Sports proved to be a vital tool for Rankins-James. He excelled in football and basketball. And in what would prove to be one of the most meaningful decisions of his life, Rankins-James reluctantly tried out for the track team as a junior in 2019 after teammate JayVian Farr kept encouraging him. He went on to win the WIAA Division 1 state championship in the high jump last June in La Crosse.
“At first, he didn’t want to do it,” Rochelle said. “But when JayVian kept asking him, he said. ‘Mom, do you think I should do it or not?’ I said, ‘Why not? I was on the track team. You should at least try it.’ After he tried it, he was saying, ‘Oh, my God! I love it!’ “
Rankins-James became so exceptional that Gallagher believes he has a chance to break the state record of 7-0 at the state meet this season. And just last week, he accepted a full athletic scholarship to compete for Grand Valley State, a Division II program in Allendale, Mich.
Yes, Rankins-James is going to college. And it’s going to be for free.
“JayJay has stayed passionate and has a huge heart but he’s learned to funnel his energy into school and sports,” Jensen said. “When he TAed (teacher assistant) for me, helping me with things, he also used extra time to stay on top of his school work.
“I saw him focus on his academics as a way to reach his long-term goals, something he struggled with as a freshman. I don’t think he had a clear idea of what he wanted for his future when he was a freshman, but through athletics, he began to see that he had opportunities and he just had to take them.”
After starting at defensive back on a Case football team that earned its first playoff berth since 1997 last season, Rankins-James has been an electrifying forward on a basketball team that is two victories away from its first state tournament berth since 2005.
He has used the spring in his legs to thrill crowds with his assortment of dunks. But there is plenty of substance to go with that style, considering Rankins-James averages 10.8 points and 4.4 rebounds per game and is one of the Eagles’ best defenders. He also is shooting .637 (114 for 179) from the floor — by far, the best percentage by a Case player.
“Jay Jay Rankins-James has an exceptionally quick first step offensively, gets to the basket and finishes strong,” Horlick coach Jason Treutelaar said. “Defensively, Rankins-James is one of their top on-ball defenders, in my opinion. He has quick hands, good length and is strong on the boards.”
Almost as if he was punctuating his success story with an exclamation point, Rankins-James brought down the house with a spectacular baseline dunk on Feb. 7 during a Southeast Conference game against Park in Case’s fieldhouse. After all, he has written a success story worth celebrating, with plenty more chapters still in the works.
“He took one dribble from the 3-point line on the baseline and threw it over someone,” Case coach Jake Berce said. “That was definitely the best dunk of the year for our team. You don’t see stuff like that in high school basketball very often.”

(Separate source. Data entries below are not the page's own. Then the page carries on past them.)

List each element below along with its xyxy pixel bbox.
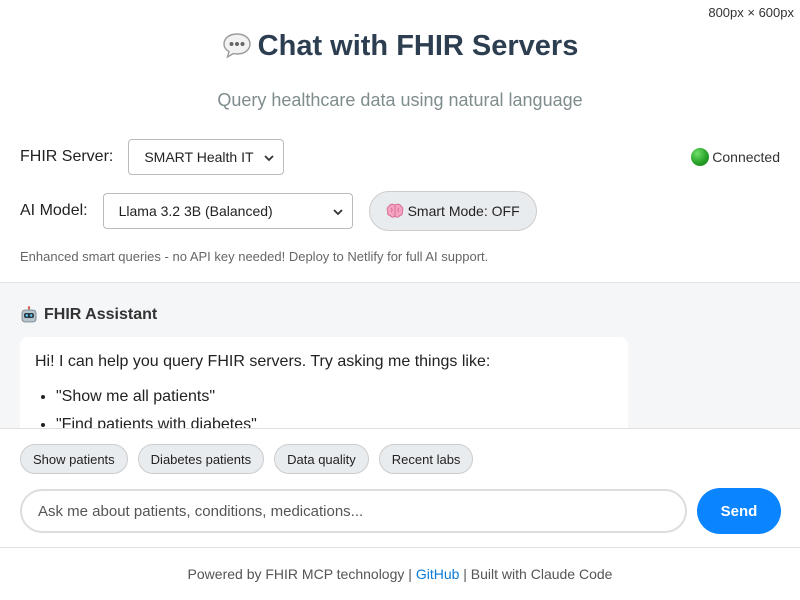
message-input[interactable] — [20, 489, 687, 533]
assistant-header: FHIR Assistant — [20, 306, 157, 324]
message-intro: Hi! I can help you query FHIR servers. T… — [35, 353, 491, 370]
quick-action-data-quality[interactable]: Data quality — [274, 444, 369, 474]
brain-icon — [386, 203, 403, 218]
status-dot-icon — [691, 148, 710, 166]
server-label: FHIR Server: — [20, 148, 114, 165]
list-item: "Find patients with diabetes" — [56, 411, 613, 428]
page-header: Chat with FHIR Servers Query healthcare … — [0, 0, 800, 111]
chevron-down-icon — [264, 155, 274, 162]
model-row: AI Model: Llama 3.2 3B (Balanced) Smart … — [20, 191, 780, 231]
server-select[interactable]: SMART Health IT — [128, 139, 285, 175]
server-row: FHIR Server: SMART Health IT Connected — [20, 139, 780, 175]
footer-suffix: | Built with Claude Code — [463, 566, 613, 582]
message-input-row: Send — [20, 488, 781, 534]
page-title-text: Chat with FHIR Servers — [257, 29, 579, 62]
assistant-name: FHIR Assistant — [44, 306, 158, 323]
quick-action-show-patients[interactable]: Show patients — [20, 444, 128, 474]
input-panel: Show patients Diabetes patients Data qua… — [0, 428, 800, 548]
smart-mode-label: Smart Mode: OFF — [407, 203, 520, 219]
status-text: Connected — [712, 149, 780, 165]
chevron-down-icon — [332, 209, 343, 216]
quick-actions: Show patients Diabetes patients Data qua… — [20, 444, 474, 474]
hint-text: Enhanced smart queries - no API key need… — [20, 249, 489, 264]
example-list: "Show me all patients" "Find patients wi… — [35, 383, 613, 428]
connection-status: Connected — [691, 148, 780, 166]
quick-action-diabetes-patients[interactable]: Diabetes patients — [137, 444, 265, 474]
model-select-value: Llama 3.2 3B (Balanced) — [118, 203, 273, 219]
github-link[interactable]: GitHub — [416, 566, 460, 582]
quick-action-recent-labs[interactable]: Recent labs — [378, 444, 474, 474]
settings-panel: FHIR Server: SMART Health IT Connected A… — [20, 139, 780, 264]
chat-area[interactable]: FHIR Assistant Hi! I can help you query … — [0, 282, 800, 428]
smart-mode-toggle[interactable]: Smart Mode: OFF — [368, 191, 537, 231]
viewport-size-label: 800px × 600px — [708, 5, 794, 20]
assistant-message: Hi! I can help you query FHIR servers. T… — [20, 337, 628, 428]
speech-bubble-icon — [222, 31, 252, 61]
model-label: AI Model: — [20, 202, 88, 219]
send-button[interactable]: Send — [697, 488, 781, 534]
robot-icon — [21, 306, 37, 323]
server-select-value: SMART Health IT — [144, 149, 254, 165]
page-title: Chat with FHIR Servers — [222, 28, 579, 64]
list-item: "Show me all patients" — [56, 383, 613, 411]
footer-prefix: Powered by FHIR MCP technology | — [187, 566, 412, 582]
footer: Powered by FHIR MCP technology | GitHub … — [0, 566, 800, 582]
model-select[interactable]: Llama 3.2 3B (Balanced) — [102, 193, 353, 229]
page-subtitle: Query healthcare data using natural lang… — [217, 90, 583, 110]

Sadly, we don’t often see success stories the magnitude of Rankins-James in today’s world. But he’s one kid who beat the odds.
“I’ve seen Jay Jay grow in terms of being a leader,” Jensen said. “He gives back to our school community by mentoring younger students. Sometimes, it’s being a positive role model for his teammates. Other times, it’s stepping up to lead freshmen at Link Crew events and at Youth Frontiers.
“I am so incredibly proud of JayJay’s hard work and determination throughout his four years.”